I’ve written fairly frequently about death and dying. The concept of non-existence for eternity fascinates me. I suppose that might be a taste weird, but I have a feeling I’m not alone in my wondering. One of my first posts on the subject is about my attitude toward my own death. You can read it here, if you’re so inclined.

I’ve also written about one of my closest friends who was killed in Vietnam, long ago. That post is located here. Another came much later, and is about another friend I had known since before I can remember. I hadn’t spoken with him in a long time and heard about his death from one of his brothers. It can be found here.

I also touched on the subject of grief, somewhat generally, in a post where I ended by lamenting the loss of people I never knew but somehow felt I should have upon hearing from those who were close to them. That post is located here.

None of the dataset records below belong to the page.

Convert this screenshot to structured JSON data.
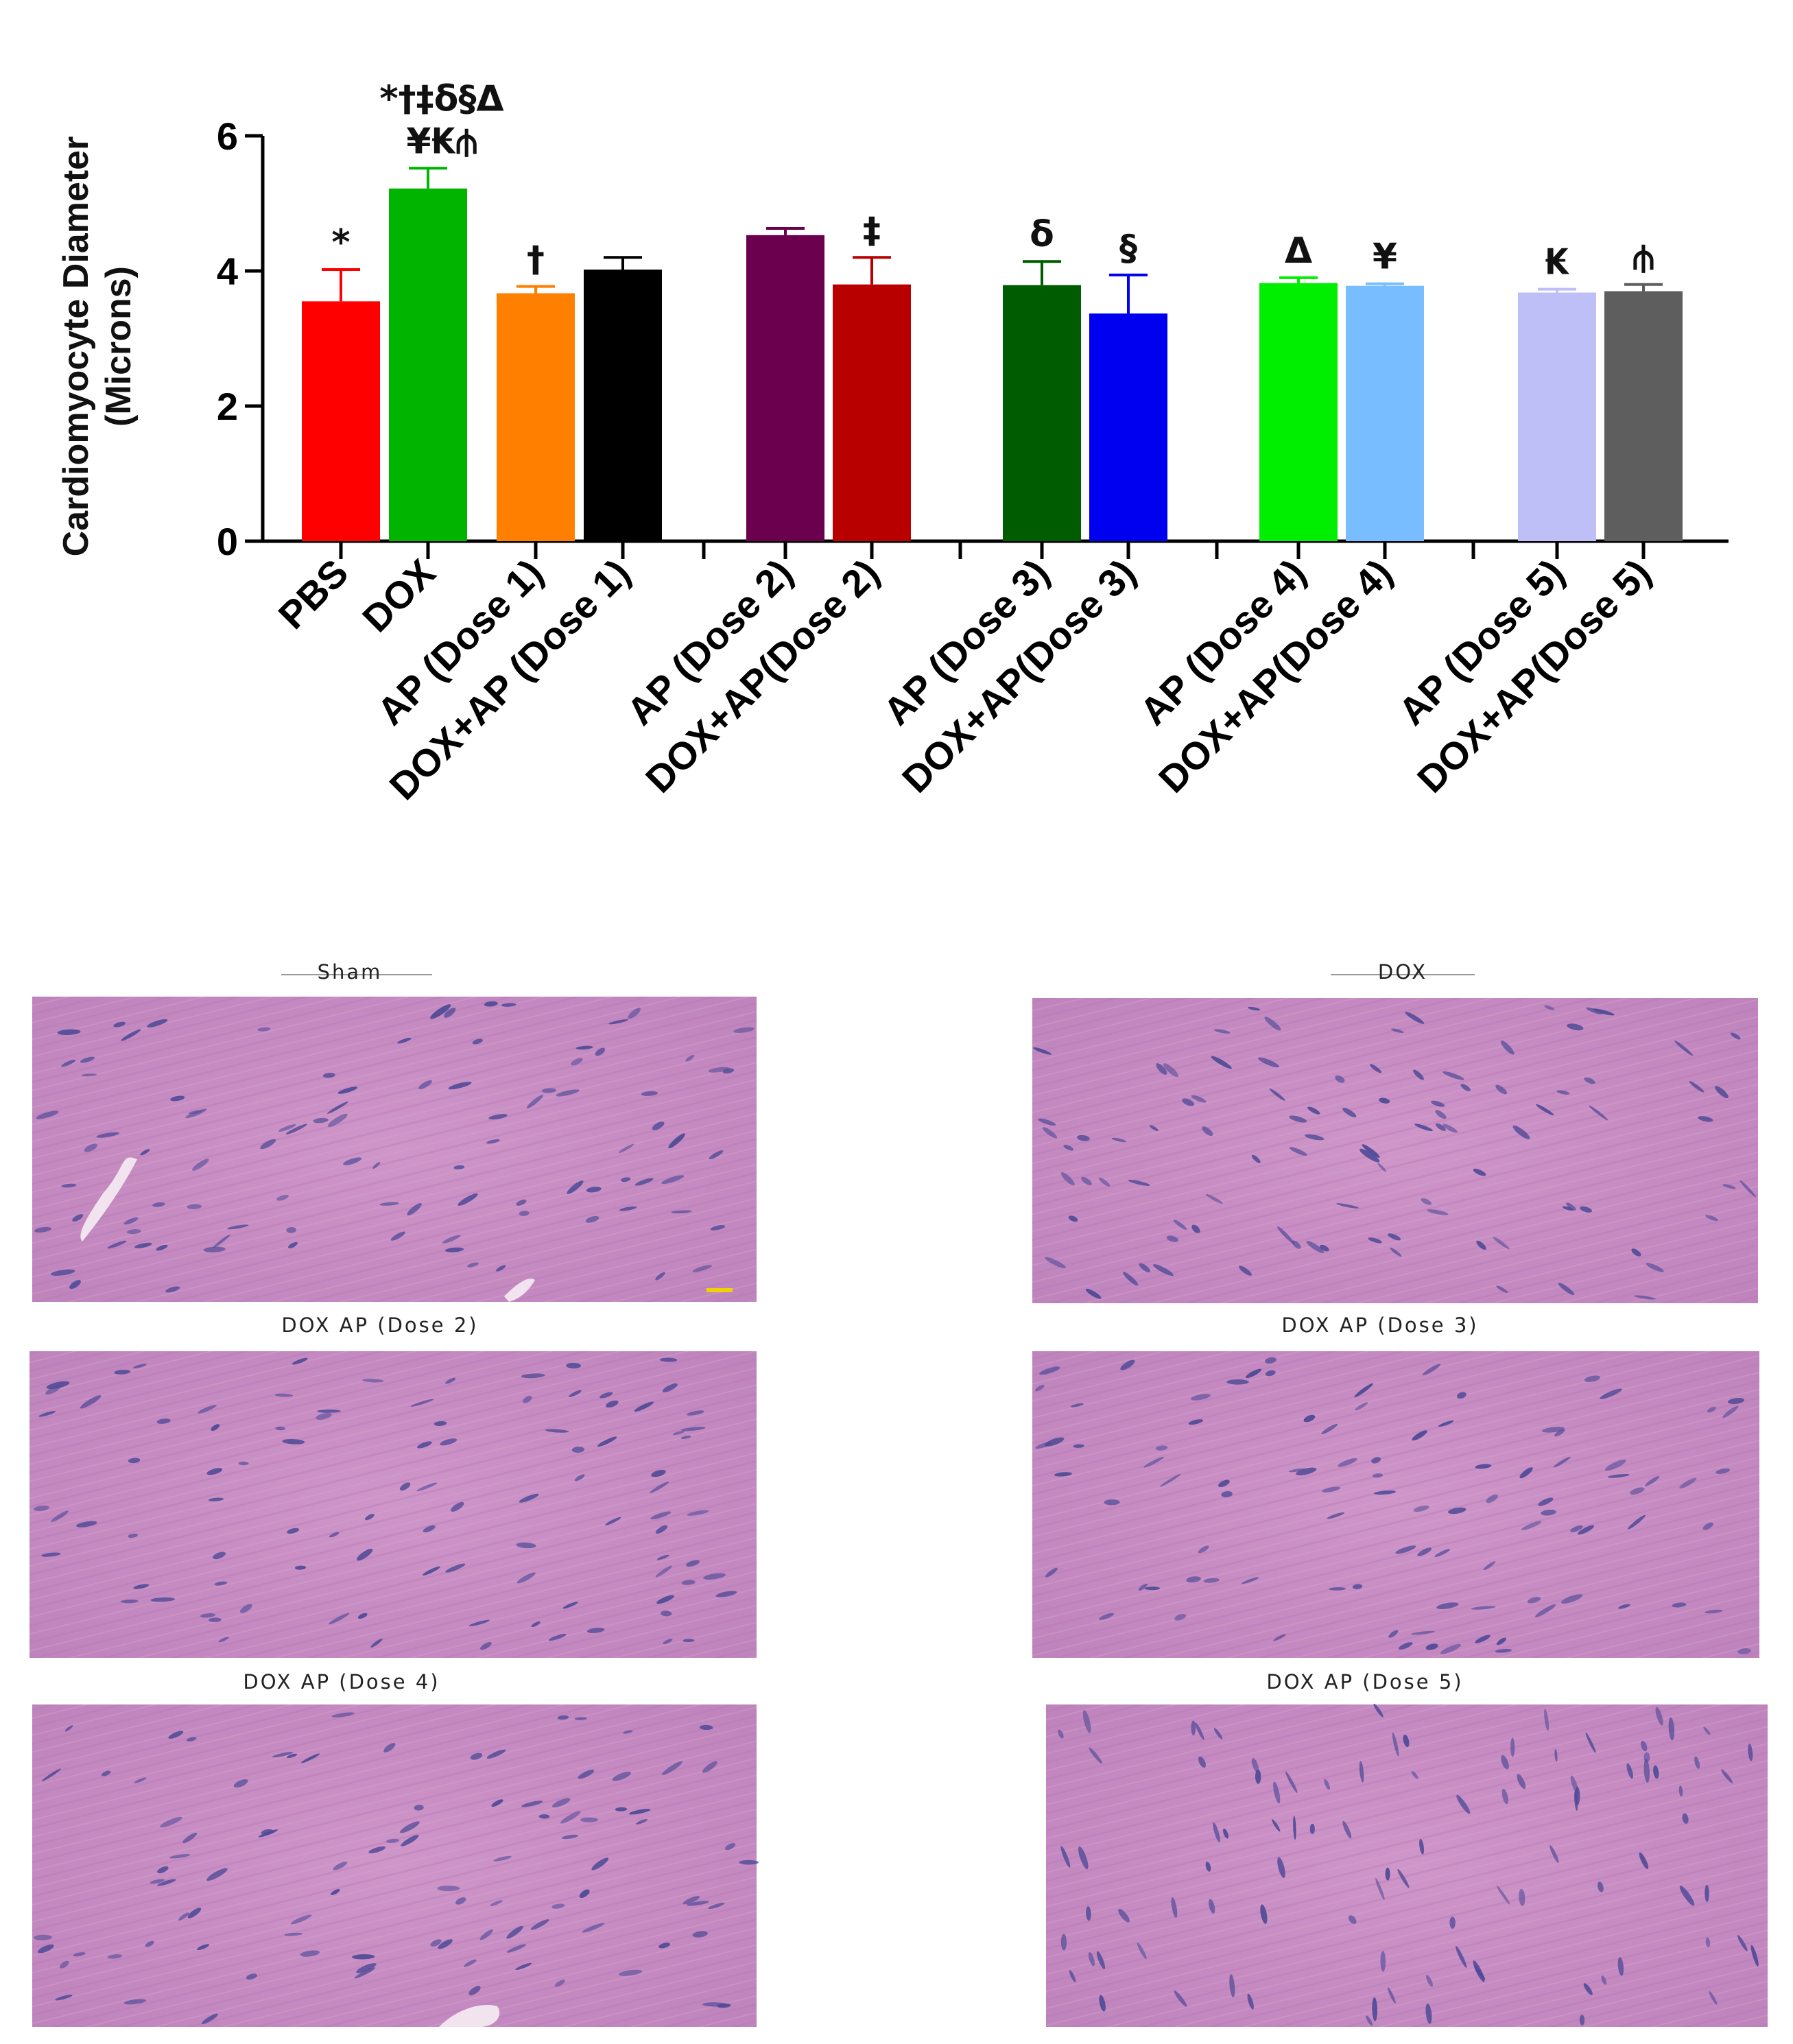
{
  "chart_data": {
    "type": "bar",
    "ylabel": [
      "Cardiomyocyte Diameter",
      "(Microns)"
    ],
    "xlabel": "",
    "ylim": [
      0,
      6
    ],
    "yticks": [
      0,
      2,
      4,
      6
    ],
    "grid": false,
    "legend": "none",
    "categories": [
      "PBS",
      "DOX",
      "AP (Dose 1)",
      "DOX+AP (Dose 1)",
      "AP (Dose 2)",
      "DOX+AP(Dose 2)",
      "AP (Dose 3)",
      "DOX+AP(Dose 3)",
      "AP (Dose 4)",
      "DOX+AP(Dose 4)",
      "AP (Dose 5)",
      "DOX+AP(Dose 5)"
    ],
    "values": [
      3.55,
      5.22,
      3.67,
      4.02,
      4.53,
      3.8,
      3.79,
      3.37,
      3.82,
      3.78,
      3.68,
      3.7
    ],
    "errors": [
      0.47,
      0.3,
      0.1,
      0.18,
      0.1,
      0.4,
      0.35,
      0.57,
      0.08,
      0.03,
      0.05,
      0.1
    ],
    "colors": [
      "#ff0000",
      "#00b400",
      "#ff7f00",
      "#000000",
      "#6b004e",
      "#b80000",
      "#005c00",
      "#0000f0",
      "#00ee00",
      "#77bdff",
      "#bfbff7",
      "#5e5e5e"
    ],
    "groups": [
      2,
      2,
      2,
      2,
      2
    ],
    "annotations": [
      {
        "bar": 0,
        "text": "*"
      },
      {
        "bar": 1,
        "text": "*†‡δ§Δ"
      },
      {
        "bar": 1,
        "text": "¥₭⫛"
      },
      {
        "bar": 2,
        "text": "†"
      },
      {
        "bar": 5,
        "text": "‡"
      },
      {
        "bar": 6,
        "text": "δ"
      },
      {
        "bar": 7,
        "text": "§"
      },
      {
        "bar": 8,
        "text": "Δ"
      },
      {
        "bar": 9,
        "text": "¥"
      },
      {
        "bar": 10,
        "text": "₭"
      },
      {
        "bar": 11,
        "text": "⫛"
      }
    ]
  },
  "micrographs": [
    {
      "title": "Sham"
    },
    {
      "title": "DOX"
    },
    {
      "title": "DOX AP (Dose 2)"
    },
    {
      "title": "DOX AP (Dose 3)"
    },
    {
      "title": "DOX AP (Dose 4)"
    },
    {
      "title": "DOX AP (Dose 5)"
    }
  ],
  "colors": {
    "tissue": "#c88ec4",
    "nucleus": "#4e4a96",
    "scale_bar": "#f0d200"
  }
}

All this is merely an intro to a thought I encountered recently on Facebook, and I wanted to share. I think it more than adequately expresses what grief truly is, and how it affects us. What follows is that sentiment. I want to remember it well.


Grief, I’ve learned, is really just love. It’s all the love you want to give, but cannot. All of that unspent love gathers in the corners of your eyes, the lump in your throat, and in the hollow part of your chest. Grief is just love with no place to go.